THE LATEST plans for a museum complex in the village of St Ive to celebrate the life of social activist Emily Hobhouse have been approved.

The application relates to the Chantry, The Rectory and Blackthorn Grange. The Chantry is grade II* listed and is the former home of historical figure Emily Hobhouse.

The vision for the estate began in September 2017 when consent was given to change the use of two houses and their outbuildings to a museum use with a site manager’s accommodation, shop and café as well as alterations to The Grange.

But it soon became clear the scheme did not provide enough space to continue the Emily Hobhouse story.

A design team was brought in to explore the potential for a new museum building and the estate purchased The Rectory to enhance the site by providing residential accommodation.

A new application was approved in July 2020 for change of use of two dwellings and their outbuildings to a museum use, alterations and extension to The Grange associated with change of use to museum, erection of new museum building to the south of The Grange and redevelopment of The Rectory to provide three homes.

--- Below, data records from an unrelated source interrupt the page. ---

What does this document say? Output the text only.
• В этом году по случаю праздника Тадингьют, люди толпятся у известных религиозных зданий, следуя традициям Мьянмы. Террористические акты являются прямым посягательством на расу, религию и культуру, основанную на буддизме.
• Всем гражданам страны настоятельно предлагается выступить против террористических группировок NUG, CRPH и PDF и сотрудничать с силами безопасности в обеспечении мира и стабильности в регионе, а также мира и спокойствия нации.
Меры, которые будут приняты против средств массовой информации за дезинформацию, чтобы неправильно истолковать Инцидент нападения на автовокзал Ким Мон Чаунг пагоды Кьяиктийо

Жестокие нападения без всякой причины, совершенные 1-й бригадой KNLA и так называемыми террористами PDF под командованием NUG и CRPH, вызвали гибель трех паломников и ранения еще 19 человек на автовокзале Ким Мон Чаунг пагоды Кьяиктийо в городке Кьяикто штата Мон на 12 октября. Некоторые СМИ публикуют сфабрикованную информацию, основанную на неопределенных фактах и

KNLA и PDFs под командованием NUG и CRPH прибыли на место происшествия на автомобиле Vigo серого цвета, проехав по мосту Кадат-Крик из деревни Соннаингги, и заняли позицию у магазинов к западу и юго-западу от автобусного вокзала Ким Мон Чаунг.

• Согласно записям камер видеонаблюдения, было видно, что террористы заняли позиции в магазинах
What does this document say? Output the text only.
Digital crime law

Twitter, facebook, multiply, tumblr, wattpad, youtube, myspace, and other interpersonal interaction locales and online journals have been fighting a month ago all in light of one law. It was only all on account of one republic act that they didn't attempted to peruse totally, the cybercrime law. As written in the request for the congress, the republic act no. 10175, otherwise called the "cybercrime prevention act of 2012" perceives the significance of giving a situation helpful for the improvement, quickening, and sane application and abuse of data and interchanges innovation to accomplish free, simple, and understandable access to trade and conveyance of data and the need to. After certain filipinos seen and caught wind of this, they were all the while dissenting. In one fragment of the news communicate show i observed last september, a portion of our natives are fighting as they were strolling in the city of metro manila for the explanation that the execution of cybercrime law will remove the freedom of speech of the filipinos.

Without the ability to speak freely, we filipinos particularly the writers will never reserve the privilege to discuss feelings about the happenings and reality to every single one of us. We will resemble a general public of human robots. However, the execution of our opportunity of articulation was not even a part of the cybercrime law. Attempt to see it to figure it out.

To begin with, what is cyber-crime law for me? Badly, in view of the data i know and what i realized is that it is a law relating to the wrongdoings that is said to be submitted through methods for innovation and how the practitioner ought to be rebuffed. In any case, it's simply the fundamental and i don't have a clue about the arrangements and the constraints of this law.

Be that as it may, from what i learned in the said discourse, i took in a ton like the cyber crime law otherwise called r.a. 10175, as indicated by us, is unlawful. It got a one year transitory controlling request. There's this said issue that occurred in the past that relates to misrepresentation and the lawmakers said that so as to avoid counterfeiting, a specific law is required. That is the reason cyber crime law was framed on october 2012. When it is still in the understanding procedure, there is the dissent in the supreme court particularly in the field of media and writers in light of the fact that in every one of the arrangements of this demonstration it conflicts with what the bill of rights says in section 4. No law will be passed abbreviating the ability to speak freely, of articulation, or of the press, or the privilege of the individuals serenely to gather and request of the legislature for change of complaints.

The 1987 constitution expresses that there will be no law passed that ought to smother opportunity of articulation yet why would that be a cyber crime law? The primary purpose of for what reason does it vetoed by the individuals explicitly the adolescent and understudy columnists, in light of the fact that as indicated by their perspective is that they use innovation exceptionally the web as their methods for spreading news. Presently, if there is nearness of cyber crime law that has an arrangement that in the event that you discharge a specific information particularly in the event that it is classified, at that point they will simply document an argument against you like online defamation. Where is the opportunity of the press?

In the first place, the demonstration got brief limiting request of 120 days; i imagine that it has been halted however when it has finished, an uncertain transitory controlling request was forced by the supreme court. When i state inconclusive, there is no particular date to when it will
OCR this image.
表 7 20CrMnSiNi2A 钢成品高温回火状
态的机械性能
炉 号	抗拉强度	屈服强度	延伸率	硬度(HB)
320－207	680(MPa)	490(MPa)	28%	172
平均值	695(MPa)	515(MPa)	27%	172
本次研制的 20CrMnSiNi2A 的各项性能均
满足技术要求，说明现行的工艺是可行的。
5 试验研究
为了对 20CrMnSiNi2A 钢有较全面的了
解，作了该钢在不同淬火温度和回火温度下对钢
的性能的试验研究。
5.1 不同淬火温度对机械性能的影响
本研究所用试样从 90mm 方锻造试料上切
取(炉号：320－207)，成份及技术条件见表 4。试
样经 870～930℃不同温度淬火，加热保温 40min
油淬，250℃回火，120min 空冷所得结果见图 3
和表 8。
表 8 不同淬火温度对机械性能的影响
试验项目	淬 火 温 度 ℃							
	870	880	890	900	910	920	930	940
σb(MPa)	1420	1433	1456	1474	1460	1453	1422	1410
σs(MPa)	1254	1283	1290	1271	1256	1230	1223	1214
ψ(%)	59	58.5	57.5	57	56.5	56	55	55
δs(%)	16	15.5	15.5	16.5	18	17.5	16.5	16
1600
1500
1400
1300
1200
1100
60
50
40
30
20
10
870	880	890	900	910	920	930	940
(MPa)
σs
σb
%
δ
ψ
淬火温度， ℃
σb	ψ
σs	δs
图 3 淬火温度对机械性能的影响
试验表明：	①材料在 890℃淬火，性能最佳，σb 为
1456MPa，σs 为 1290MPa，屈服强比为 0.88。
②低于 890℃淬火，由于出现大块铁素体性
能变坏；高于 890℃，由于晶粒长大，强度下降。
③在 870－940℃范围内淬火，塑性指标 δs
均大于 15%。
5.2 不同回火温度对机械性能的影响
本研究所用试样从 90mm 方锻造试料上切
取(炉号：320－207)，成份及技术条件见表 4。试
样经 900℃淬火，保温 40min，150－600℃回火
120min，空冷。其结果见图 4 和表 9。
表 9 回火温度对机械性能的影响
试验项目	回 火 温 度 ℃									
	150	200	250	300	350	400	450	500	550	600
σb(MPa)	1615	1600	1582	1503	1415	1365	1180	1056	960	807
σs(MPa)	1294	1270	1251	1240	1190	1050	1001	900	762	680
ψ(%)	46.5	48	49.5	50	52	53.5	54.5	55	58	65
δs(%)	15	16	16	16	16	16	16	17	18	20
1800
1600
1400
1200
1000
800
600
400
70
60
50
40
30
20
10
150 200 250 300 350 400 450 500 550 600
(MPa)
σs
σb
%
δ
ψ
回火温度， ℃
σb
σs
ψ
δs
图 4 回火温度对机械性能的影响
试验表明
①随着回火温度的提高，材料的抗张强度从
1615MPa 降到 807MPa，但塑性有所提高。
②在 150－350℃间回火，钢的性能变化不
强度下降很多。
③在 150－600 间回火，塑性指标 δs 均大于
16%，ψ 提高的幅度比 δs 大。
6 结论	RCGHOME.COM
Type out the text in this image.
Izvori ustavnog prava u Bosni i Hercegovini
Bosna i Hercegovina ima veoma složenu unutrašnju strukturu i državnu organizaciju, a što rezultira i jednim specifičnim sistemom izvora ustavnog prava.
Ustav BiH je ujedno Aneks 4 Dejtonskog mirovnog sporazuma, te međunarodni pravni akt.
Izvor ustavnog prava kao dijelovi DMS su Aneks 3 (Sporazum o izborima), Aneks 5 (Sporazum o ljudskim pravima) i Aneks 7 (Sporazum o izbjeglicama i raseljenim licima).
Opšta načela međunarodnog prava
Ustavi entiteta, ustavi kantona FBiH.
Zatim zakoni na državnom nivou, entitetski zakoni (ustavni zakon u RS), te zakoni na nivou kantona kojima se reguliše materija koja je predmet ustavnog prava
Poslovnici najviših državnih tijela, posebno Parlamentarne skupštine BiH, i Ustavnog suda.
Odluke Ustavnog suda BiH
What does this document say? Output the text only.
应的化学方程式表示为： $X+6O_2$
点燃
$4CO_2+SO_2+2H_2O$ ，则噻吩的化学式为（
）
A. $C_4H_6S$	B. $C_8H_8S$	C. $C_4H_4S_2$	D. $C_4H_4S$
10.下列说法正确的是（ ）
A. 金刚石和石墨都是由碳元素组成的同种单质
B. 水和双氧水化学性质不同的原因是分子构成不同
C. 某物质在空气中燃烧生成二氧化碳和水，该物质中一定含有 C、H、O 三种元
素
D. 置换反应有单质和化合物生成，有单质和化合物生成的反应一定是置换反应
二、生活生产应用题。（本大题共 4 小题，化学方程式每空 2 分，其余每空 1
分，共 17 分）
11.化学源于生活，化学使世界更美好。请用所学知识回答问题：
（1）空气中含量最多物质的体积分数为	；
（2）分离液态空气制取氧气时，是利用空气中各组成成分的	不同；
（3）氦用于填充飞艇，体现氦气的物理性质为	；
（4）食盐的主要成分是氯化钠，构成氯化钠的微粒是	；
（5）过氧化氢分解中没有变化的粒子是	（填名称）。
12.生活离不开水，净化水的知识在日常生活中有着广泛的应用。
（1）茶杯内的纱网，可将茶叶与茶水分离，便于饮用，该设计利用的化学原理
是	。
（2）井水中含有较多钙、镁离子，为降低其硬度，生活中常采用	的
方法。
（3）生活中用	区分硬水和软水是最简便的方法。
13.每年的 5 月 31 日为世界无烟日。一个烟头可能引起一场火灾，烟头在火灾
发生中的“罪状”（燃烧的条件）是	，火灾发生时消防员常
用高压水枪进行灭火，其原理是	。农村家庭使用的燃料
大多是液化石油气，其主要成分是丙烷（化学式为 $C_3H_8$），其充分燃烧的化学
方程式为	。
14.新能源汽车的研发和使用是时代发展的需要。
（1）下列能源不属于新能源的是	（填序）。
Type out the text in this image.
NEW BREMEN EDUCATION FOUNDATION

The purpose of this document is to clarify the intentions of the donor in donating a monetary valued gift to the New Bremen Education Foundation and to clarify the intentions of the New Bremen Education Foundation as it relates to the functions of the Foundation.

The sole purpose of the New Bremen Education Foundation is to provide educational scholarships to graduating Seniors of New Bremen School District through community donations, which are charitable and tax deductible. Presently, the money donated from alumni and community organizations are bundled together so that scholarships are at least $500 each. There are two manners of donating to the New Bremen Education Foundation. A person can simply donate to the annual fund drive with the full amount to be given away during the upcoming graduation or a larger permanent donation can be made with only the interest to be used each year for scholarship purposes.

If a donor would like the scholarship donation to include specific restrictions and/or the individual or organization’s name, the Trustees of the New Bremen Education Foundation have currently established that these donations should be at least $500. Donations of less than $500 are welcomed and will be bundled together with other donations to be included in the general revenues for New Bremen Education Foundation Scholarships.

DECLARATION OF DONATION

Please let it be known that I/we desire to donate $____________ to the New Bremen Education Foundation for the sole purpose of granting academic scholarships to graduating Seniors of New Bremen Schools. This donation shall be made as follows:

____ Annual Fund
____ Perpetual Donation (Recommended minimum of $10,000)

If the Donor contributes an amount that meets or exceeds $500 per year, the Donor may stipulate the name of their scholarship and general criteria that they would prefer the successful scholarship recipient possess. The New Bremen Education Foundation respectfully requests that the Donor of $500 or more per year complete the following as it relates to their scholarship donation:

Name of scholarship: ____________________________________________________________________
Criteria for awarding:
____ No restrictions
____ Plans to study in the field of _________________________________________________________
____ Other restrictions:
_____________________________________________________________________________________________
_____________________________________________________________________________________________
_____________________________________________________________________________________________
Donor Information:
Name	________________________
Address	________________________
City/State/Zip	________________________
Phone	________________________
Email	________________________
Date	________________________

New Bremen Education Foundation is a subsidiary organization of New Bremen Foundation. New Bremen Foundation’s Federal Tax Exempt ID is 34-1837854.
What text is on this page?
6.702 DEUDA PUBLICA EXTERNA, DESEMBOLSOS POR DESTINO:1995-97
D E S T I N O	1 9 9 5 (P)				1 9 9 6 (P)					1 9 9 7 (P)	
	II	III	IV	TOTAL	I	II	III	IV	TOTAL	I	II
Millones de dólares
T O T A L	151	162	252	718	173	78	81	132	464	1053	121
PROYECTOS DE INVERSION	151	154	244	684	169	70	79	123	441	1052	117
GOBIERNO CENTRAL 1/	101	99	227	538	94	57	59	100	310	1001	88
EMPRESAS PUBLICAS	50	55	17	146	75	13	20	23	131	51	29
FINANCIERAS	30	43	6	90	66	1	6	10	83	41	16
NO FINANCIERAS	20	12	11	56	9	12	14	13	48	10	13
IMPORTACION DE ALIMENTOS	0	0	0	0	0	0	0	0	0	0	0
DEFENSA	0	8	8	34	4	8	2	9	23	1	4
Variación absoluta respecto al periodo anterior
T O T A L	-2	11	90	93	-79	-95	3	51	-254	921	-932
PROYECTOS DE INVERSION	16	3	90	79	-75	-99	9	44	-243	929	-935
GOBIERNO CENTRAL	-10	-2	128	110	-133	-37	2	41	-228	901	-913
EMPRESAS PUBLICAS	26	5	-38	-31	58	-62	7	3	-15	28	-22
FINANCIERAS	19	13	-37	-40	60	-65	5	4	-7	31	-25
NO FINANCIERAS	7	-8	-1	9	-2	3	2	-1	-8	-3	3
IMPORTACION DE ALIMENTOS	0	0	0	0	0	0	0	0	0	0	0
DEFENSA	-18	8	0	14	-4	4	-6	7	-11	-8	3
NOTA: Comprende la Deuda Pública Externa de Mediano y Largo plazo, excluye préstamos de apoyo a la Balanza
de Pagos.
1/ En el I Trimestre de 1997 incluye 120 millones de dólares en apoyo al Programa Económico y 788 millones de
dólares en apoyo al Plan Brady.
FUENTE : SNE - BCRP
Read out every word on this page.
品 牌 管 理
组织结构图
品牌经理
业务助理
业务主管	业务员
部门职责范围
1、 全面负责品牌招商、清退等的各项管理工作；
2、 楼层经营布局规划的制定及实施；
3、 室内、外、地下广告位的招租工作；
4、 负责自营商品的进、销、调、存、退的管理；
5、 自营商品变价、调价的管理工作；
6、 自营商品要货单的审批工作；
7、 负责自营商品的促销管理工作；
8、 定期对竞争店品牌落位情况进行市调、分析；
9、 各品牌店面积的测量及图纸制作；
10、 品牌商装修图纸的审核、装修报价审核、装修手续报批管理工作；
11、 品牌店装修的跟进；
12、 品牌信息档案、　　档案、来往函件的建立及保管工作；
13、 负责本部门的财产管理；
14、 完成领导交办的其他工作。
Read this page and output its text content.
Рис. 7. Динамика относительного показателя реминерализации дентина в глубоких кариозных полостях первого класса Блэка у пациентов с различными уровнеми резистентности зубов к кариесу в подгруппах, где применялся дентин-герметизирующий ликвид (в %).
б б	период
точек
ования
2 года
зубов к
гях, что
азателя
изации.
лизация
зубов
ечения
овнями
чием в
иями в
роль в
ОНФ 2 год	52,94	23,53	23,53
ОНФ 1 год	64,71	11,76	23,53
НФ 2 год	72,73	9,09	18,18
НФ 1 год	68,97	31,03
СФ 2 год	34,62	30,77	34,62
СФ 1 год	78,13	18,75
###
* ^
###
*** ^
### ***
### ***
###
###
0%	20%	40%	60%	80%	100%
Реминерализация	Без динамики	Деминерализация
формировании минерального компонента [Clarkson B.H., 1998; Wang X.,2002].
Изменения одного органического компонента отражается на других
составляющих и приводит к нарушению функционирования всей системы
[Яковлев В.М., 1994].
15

The latest amendments to gain approval are for minor details regarding the museum, the café, Blackthorn Grange and Rectory Grange which will be the staff facilities building, the gardener’s store, the glasshouse and potting shed and landscaping and parking – there will be 91 spaces in all.

The planning officer welcomed the plan saying: “This application proposes an ambitious, high-quality heritage-based redevelopment and expansion of the site.

“The development would create a new tourist attraction for Cornwall and result in significant economic investment, creating employment both during the construction phase and on site thereafter. These are significant benefits.”

Emily, born in St Ive in 1860 and who died in 1926, was a welfare campaigner, anti-war activist, and pacifist and primarily remembered for bringing to the attention of the British public, and working to change, the deprived conditions inside the British concentration camps in South Africa built to incarcerate Boer and African civilians during the Second Boer War.